Um enorme saco de plástico transparente, meio vazio, nas
mãos. Biscoito! Sal e doce! Biscoito! Cheias, as embalagens
de papel se acomodam lado a lado no fundo do saco. São visíveis
à distância suas cores predominantes: verde e amarelo
para o sal, vermelho e amarelo para o doce. Estamos no Rio de Janeiro,
e são biscoitos Globo, é claro.
- Me vê um de sal.
- É um real.
Pacote na mão, paro para examinar a embalagem,
que tão poucas alterações sofreu desde meus
tempos de menino na praia, quando mamãe comprava biscoito
de polvilho para acalmar a fome da garotada, junto com copos de
limão e mate servidos diretamente das reluzentes pipas de
inox que pendiam simétricas dos ombros do vendedor. "Biscoito
salgado de polvilho Globo," reza o cabeçalho; "o
biscoito que você não pára de comer," emenda
o texto do rodapé. Entre os dois, aquela velha e curiosa
imagem: tosca, ingênua, a um só tempo bizarra e familiar.
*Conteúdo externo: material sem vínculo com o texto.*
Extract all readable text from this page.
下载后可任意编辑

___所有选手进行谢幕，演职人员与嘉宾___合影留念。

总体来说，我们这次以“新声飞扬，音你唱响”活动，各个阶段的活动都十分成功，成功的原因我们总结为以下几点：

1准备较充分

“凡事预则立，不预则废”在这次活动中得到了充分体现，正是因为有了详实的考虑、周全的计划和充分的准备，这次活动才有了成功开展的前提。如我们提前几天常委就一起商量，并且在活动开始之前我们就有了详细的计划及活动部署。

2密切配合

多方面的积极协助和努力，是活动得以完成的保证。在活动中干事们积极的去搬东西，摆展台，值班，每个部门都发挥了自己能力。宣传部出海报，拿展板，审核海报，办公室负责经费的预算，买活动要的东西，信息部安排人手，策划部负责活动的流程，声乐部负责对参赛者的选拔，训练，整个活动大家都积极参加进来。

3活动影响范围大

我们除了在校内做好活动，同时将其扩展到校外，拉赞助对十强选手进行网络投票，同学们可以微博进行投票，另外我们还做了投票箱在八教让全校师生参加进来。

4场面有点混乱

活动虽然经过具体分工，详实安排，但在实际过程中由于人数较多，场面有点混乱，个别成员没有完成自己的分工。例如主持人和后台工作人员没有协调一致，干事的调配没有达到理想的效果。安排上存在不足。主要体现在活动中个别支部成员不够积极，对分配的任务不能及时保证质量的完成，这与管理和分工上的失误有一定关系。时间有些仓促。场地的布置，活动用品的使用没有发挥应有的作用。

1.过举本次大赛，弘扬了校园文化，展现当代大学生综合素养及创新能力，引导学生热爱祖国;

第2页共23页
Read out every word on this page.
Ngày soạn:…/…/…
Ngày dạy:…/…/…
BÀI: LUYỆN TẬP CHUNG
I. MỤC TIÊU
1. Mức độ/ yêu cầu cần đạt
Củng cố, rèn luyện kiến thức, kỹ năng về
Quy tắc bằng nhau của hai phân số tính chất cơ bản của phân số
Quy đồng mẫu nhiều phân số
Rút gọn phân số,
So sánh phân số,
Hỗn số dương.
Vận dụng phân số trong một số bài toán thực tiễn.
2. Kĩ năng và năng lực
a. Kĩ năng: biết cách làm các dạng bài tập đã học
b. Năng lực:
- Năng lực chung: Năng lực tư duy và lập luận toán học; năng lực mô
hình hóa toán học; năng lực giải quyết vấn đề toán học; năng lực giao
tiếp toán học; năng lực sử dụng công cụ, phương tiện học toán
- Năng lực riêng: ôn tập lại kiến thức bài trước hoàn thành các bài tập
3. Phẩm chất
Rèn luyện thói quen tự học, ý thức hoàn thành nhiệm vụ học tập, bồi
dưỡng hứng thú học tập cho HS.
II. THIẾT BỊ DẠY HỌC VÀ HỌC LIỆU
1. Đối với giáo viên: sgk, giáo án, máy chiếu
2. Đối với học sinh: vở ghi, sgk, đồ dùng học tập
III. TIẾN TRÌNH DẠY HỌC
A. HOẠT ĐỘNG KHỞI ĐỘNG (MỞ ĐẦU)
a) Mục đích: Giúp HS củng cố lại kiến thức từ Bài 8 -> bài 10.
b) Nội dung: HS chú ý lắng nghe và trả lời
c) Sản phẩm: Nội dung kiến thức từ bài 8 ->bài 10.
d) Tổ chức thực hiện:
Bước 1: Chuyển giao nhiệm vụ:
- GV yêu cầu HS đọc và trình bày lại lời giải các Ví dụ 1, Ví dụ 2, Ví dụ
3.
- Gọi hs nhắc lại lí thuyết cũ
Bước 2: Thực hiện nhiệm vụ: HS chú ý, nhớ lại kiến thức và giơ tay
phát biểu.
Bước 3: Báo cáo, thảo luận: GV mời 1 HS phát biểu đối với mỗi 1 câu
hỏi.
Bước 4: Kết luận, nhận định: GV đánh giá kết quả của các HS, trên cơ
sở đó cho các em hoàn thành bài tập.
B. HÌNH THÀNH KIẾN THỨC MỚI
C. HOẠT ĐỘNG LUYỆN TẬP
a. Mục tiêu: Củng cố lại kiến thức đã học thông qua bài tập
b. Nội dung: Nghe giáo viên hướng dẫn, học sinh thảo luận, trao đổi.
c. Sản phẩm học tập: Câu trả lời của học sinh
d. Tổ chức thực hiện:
No centro, um ridículo boneco constituído por alguns
traços garranchosos, com pequenas mãos brancas, como
se calçasse luvas, empunhando em cada uma um biscoito de
polvilho que leva à boca. Sua cabeça é uma
representação esquemática de um globo terrestre,
estampando um rosto humano caricatural e um sorriso de casca de
banana. Coroando o informe bonequinho, um chapéu coco posa
sobre o globo em ângulo maroto, acentuado por pequenos grafismos
- linhas de força que irradiam de sua cabeça expressando
alegria e vitalidade. À sua volta, ocupam cada um dos quatro
cantos da imagem, representações convencionais de
monumentos famosos do mundo. Do lado esquerdo, em cima, a Torre
Eiffel; e, em baixo, a Torre de Pisa. Do lado direito, em cima,
o Pão de Açúcar; e, em baixo... o que diabos
é aquilo em baixo? Sempre presumi que fosse a Torre de Londres,
até que conheci a mesma e descobri não haver semelhança
alguma. Talvez algum castelo da Escócia, ou da Alemanha.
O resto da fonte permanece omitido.